The US government is set to partially shut down at midnight, despite the Senate voting in favor of a funding package to keep the government running – showing the importance of specificity in predictable market contracts.
The House of Representatives is out of session this week and will not return until Monday. Because the House must pass the package the Senate passed Friday night, that means the government will technically shut down at 12:00 PM ET Saturday and will likely remain closed through the weekend. It is only a partial shutdown and should not have a significant effect on US residents.
In this way, the shutdown differs radically from the previous US government shutdown, which was the longest in the nation’s history and saw federal employees go without pay for well over a month while lawmakers negotiated upcoming health care premiums.
Polymarket and Kalshi contracts, which let users bet on whether or not the government will shut down, varied in how they precisely defined a government shutdown, showing the importance of specificity for these event contracts.
“This market will settle to ‘Yes’ if the US Office of Personnel Management (OPM) announces another shutdown of the federal government due to lapses in appropriations by January 31, 2026, at 11:59 PM ET. Otherwise, this market will settle to ‘No,'” one contract read. Under this contract, a partial shutdown qualifies as a shutdown, but most importantly, it depends on OPM announcing a shutdown.

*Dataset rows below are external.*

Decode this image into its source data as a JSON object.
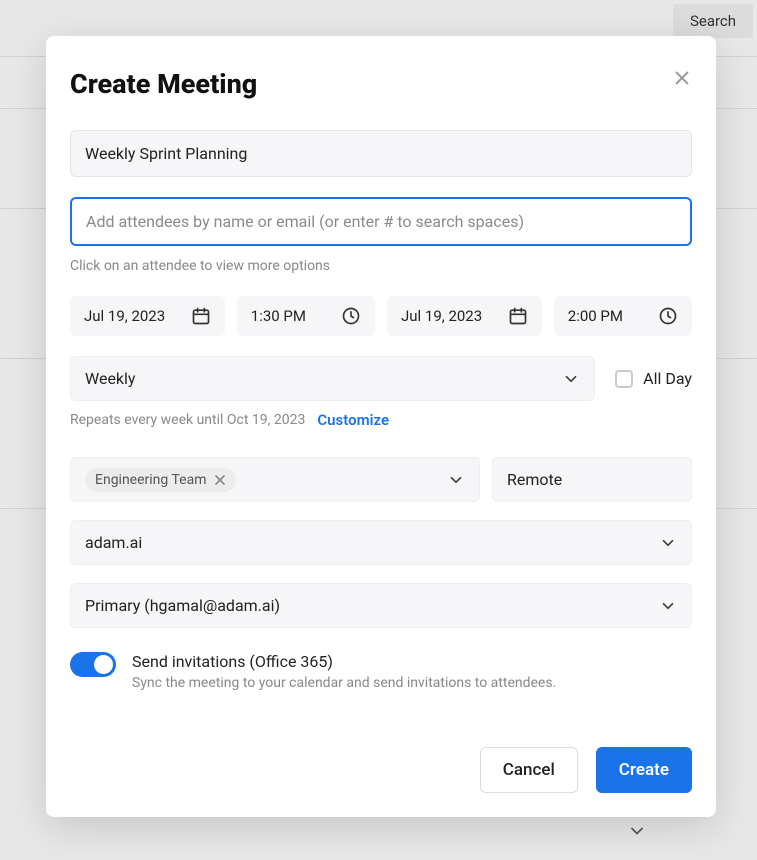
{
  "background": {
    "search_label": "Search"
  },
  "modal": {
    "title": "Create Meeting",
    "name_value": "Weekly Sprint Planning",
    "attendees_placeholder": "Add attendees by name or email (or enter # to search spaces)",
    "attendees_helper": "Click on an attendee to view more options",
    "start_date": "Jul 19, 2023",
    "start_time": "1:30 PM",
    "end_date": "Jul 19, 2023",
    "end_time": "2:00 PM",
    "recurrence": "Weekly",
    "all_day_label": "All Day",
    "repeats_text": "Repeats every week until Oct 19, 2023",
    "customize_label": "Customize",
    "team_tag": "Engineering Team",
    "location_value": "Remote",
    "workspace": "adam.ai",
    "calendar": "Primary (hgamal@adam.ai)",
    "toggle": {
      "title": "Send invitations (Office 365)",
      "description": "Sync the meeting to your calendar and send invitations to attendees."
    },
    "cancel_label": "Cancel",
    "create_label": "Create"
  }
}
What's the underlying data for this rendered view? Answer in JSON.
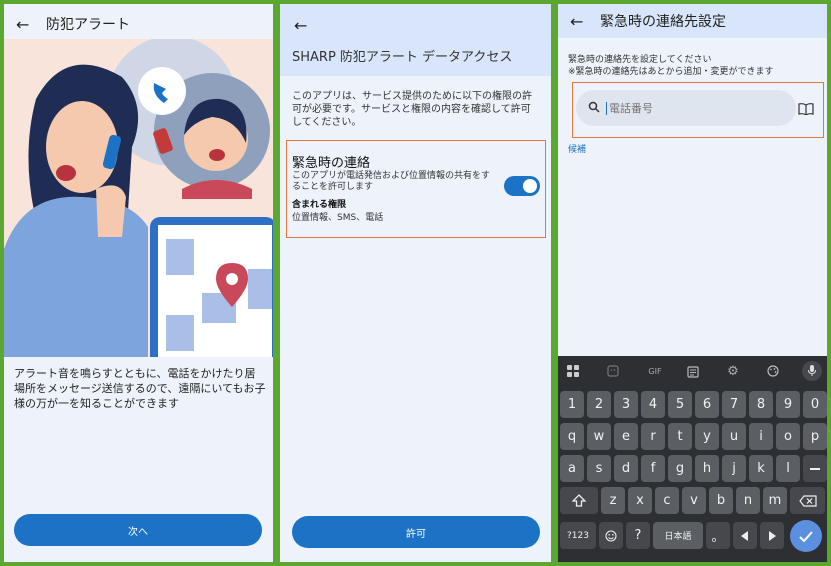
{
  "screen1": {
    "title": "防犯アラート",
    "description": "アラート音を鳴らすとともに、電話をかけたり居場所をメッセージ送信するので、遠隔にいてもお子様の万が一を知ることができます",
    "next_button": "次へ"
  },
  "screen2": {
    "title": "SHARP 防犯アラート データアクセス",
    "intro": "このアプリは、サービス提供のために以下の権限の許可が必要です。サービスと権限の内容を確認して許可してください。",
    "permission": {
      "title": "緊急時の連絡",
      "description": "このアプリが電話発信および位置情報の共有をすることを許可します",
      "included_label": "含まれる権限",
      "included_list": "位置情報、SMS、電話",
      "enabled": true
    },
    "allow_button": "許可"
  },
  "screen3": {
    "title": "緊急時の連絡先設定",
    "line1": "緊急時の連絡先を設定してください",
    "line2": "※緊急時の連絡先はあとから追加・変更ができます",
    "search_placeholder": "電話番号",
    "candidates_label": "候補",
    "keyboard": {
      "toolbar_gif": "GIF",
      "row_numbers": [
        "1",
        "2",
        "3",
        "4",
        "5",
        "6",
        "7",
        "8",
        "9",
        "0"
      ],
      "row_qwerty": [
        "q",
        "w",
        "e",
        "r",
        "t",
        "y",
        "u",
        "i",
        "o",
        "p"
      ],
      "row_asdf": [
        "a",
        "s",
        "d",
        "f",
        "g",
        "h",
        "j",
        "k",
        "l"
      ],
      "row_zxcv": [
        "z",
        "x",
        "c",
        "v",
        "b",
        "n",
        "m"
      ],
      "mode_key": "?123",
      "question_key": "?",
      "language_key": "日本語",
      "period_key": "。",
      "accent_color": "#1c72c4"
    }
  }
}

Earlier on Friday night, it put the odds at 88%, having risen steadily from 40% over the past 24 hours, despite reporting from Thursday that made it clear the House would not be able to vote until Monday.
A similar Kalshi contract likewise pointed to OPM as its way of verifying the outcome of the bet. Chances of a shutdown were 93% at press time, having increased from 44% over the past 24 hours.

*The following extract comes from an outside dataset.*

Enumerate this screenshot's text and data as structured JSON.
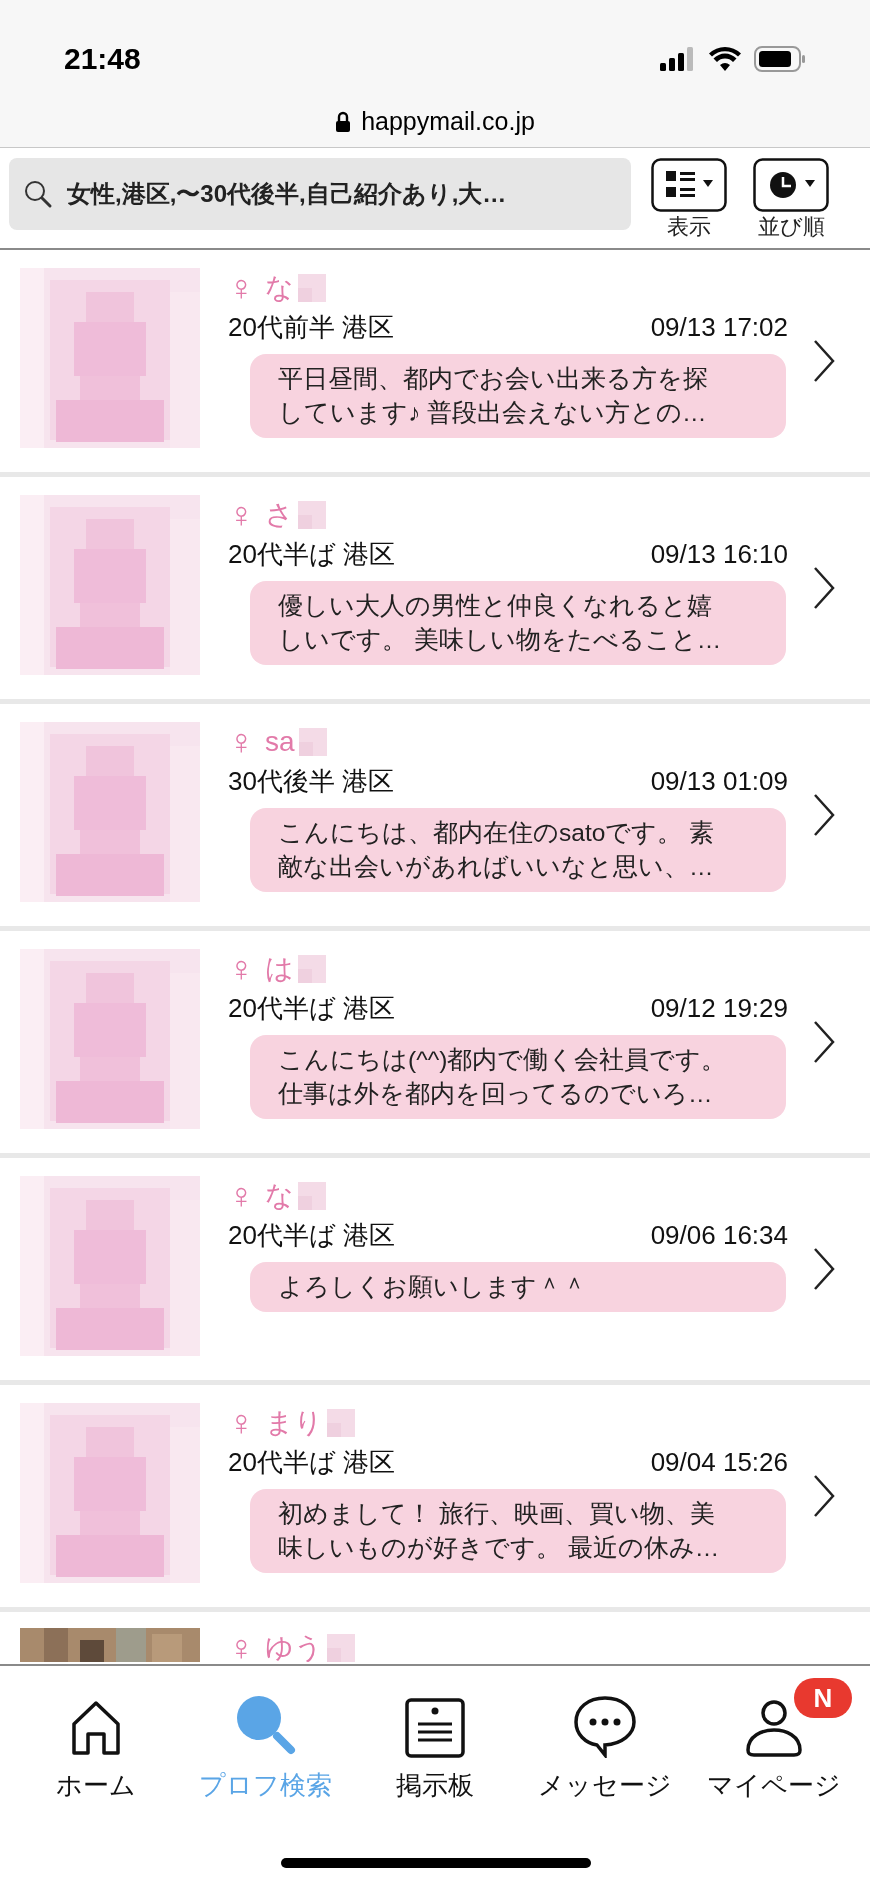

OPM’s media response email did not immediately return a request for comment on whether it would announce a shutdown.
Other bets were more specific. One Polymarket contract allowed users to bet on how long the government could remain shut down, with one, two and three-plus days all seeing 90%+ chances at press time. A Kalshi counterpart suggested that players gave “more than [two] days” over 90% odds.
Another Polymarket contract, which asked if government funding would lapse on January 31, had a 99.6% chance at press time, defining a lapse as “the president failing to sign the relevant bill(s) extending government support” by 10 p.m. 11:59 p.m. ET Friday night — which, again, he can’t do until the House votes on the package.